My first full day in Korea and I took an excursion from the port of Incheon to near Seoul (about an hour and a half) to spend the morning in the Dimilaritised Zone (DMZ for short).
This is the area around the 38th parallel where North and South Korea meet. It’s a poignant place where people tie prayers for unification to the barbed wire fence. Those who are separated from loved-ones in the North even come here with special food on the Korean equivalent of Thanksgiving to get as close as possible to their loved-ones.
The zone does have a more upbeat side. There are the beginnings of a railway line intended to one day link the two halves of Korea, with an optimistic sign for trains to North Korea’s capital displayed at the empty station. At a look-out point, a row of coin-operated telescopes lets tourists peek across the no-man’s-land between South and North. You can even buy DMZ souvenir chocolate.
The highlight for me was a trip into the third tunnel. This is the longest of four incomplete tunnels from the North which have been found to have breached the DMZ.

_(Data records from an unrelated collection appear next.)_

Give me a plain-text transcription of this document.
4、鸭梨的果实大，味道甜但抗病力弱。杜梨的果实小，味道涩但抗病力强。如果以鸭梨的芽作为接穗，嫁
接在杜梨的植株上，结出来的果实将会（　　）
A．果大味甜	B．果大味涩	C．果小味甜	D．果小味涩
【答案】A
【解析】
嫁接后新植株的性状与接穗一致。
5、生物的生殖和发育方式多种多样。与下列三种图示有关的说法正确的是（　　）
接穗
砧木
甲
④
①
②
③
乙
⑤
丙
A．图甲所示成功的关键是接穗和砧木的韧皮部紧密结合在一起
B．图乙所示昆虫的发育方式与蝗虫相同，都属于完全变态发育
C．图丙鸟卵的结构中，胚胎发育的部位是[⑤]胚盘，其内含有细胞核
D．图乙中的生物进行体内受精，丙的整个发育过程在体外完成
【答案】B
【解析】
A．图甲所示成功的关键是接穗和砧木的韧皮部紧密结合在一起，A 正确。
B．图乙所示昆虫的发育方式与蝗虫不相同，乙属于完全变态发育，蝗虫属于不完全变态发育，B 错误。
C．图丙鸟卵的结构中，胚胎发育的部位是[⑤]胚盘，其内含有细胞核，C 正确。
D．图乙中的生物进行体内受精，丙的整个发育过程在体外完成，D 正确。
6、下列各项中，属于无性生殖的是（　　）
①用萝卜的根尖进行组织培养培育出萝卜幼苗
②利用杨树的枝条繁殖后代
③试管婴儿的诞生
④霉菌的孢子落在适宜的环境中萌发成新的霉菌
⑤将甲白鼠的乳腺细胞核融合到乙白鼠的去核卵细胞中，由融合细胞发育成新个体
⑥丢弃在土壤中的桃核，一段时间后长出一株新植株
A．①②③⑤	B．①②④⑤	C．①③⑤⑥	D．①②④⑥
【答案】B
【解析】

A path from the surface has been dug to let tourists access the tunnel (now closed in the middle, of course). You can either walk down a steep slope into the depths or, like I did, take a simple open-sided monorial. I donned my hard hat and took a look around, stooping most of the way. The tunnel is narrow and damp and I got the odd cold drop of water down my neck (glad of that hard hat when the shock made me bang my head!) but it was intriguing all the same and certainly the strangest place I’ve ever drank natural spring water.
This afternoon it was time for me to step deeper back in history in Korea’s national museum. It’s the sixth largest museum in the world and I only had time to hit the highlights but I particularly recommend the Silla dynasty section which displays stunning gold crowns and jewellery over a thousand years old.